15 October, 2012

ETNO Expert Contribution on the European Commission Consultation “Improving Network and Information Security (NIS) in the EU”

With a view to the forthcoming EU Strategy on Cyber-security, expected by end 2012, the Commission has launched this public consultation on “Improving Network and Information Security (NIS) in the EU” in order to gather input from interested stakeholders.

ETNO, the European Telecommunications Network Operators’ Association, has 40 member companies who contribute actively to the achievement of the European Digital Agenda and who invest substantially in high speed broadband networks for the benefit of consumers. We welcome this opportunity to respond to the public consultation and we agree with the Commission on the need to enhance preparedness, strengthen the resilience of critical infrastructure and foster a cyber-security culture in the EU.
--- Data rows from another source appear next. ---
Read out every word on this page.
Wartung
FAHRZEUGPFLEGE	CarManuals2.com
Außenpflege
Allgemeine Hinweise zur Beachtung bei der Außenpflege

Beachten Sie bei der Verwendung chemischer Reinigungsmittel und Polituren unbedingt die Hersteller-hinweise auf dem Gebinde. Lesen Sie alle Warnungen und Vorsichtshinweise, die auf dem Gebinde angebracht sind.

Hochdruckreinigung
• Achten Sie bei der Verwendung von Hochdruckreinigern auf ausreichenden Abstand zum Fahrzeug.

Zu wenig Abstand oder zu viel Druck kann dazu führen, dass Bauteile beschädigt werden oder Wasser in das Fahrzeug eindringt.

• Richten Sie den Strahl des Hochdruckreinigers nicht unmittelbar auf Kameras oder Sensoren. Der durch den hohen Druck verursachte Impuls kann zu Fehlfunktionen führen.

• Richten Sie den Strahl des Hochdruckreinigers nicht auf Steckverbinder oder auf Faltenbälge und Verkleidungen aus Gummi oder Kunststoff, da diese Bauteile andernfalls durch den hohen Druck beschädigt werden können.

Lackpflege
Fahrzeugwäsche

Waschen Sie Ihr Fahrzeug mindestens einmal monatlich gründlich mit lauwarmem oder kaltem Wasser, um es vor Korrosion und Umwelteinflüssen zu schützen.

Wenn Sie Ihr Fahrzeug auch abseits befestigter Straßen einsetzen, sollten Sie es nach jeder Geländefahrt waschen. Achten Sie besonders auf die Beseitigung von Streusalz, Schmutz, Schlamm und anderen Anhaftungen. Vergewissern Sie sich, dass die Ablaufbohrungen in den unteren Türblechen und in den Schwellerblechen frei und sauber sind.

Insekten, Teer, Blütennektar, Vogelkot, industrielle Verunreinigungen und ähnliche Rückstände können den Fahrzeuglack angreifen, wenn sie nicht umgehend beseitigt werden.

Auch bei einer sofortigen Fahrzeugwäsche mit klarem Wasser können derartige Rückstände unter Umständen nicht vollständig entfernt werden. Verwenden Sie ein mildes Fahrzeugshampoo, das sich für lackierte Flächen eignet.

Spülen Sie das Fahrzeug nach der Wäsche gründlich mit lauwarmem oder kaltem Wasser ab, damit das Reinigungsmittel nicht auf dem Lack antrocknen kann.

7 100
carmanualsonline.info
ETNO company members are key pan-European players in Networks and Information Systems and as such are strongly committed to ensuring a high level of security for all their networks and to supporting initiatives to improve security. Information and communication technologies form a relatively open ecosystem which is at the basis of the success of the Internet but at the same time, this renders the infrastructure and associated services vulnerable to attack.

Considering the international nature of the Internet, Network and Information Security challenges require a strong, coordinated European response without unnecessary regulatory burdens on e-communications service and network providers.
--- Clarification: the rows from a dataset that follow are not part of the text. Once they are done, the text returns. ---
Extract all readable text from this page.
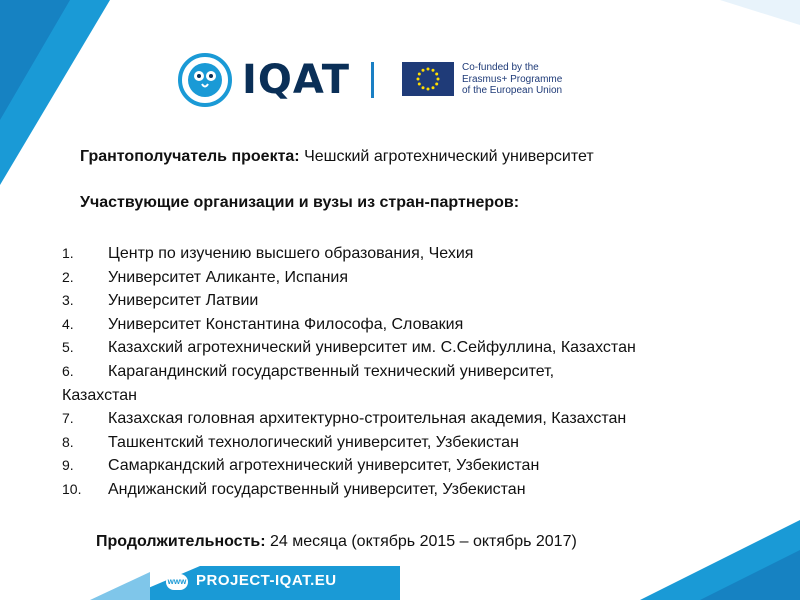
IQAT	Co-funded by the
Erasmus+ Programme
of the European Union
Грантополучатель проекта: Чешский агротехнический университет
Участвующие организации и вузы из стран-партнеров:
1.	Центр по изучению высшего образования, Чехия
2.	Университет Аликанте, Испания
3.	Университет Латвии
4.	Университет Константина Философа, Словакия
5.	Казахский агротехнический университет им. С.Сейфуллина, Казахстан
6.	Карагандинский государственный технический университет,
Казахстан
7.	Казахская головная архитектурно-строительная академия, Казахстан
8.	Ташкентский технологический университет, Узбекистан
9.	Самаркандский агротехнический университет, Узбекистан
10.	Андижанский государственный университет, Узбекистан
Продолжительность: 24 месяца (октябрь 2015 – октябрь 2017)
www PROJECT-IQAT.EU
Currently, and based on Art. 13a and Art. 13b of the Framework Directive (Directive 2009/140/EC), only e-communications service providers are subject to obligations regarding minimum security requirements and the reporting of security incidents.  In order to achieve a level playing field across all sectors, ETNO believes that all actors in the supply chain providing services of key societal and economic value should be subject to the same obligations, namely, the requirements to adopt risk management practices and to report security breaches.  In addition, all participants in the ICT value chain should benefit from incentive programs to undertake measures that enhance security.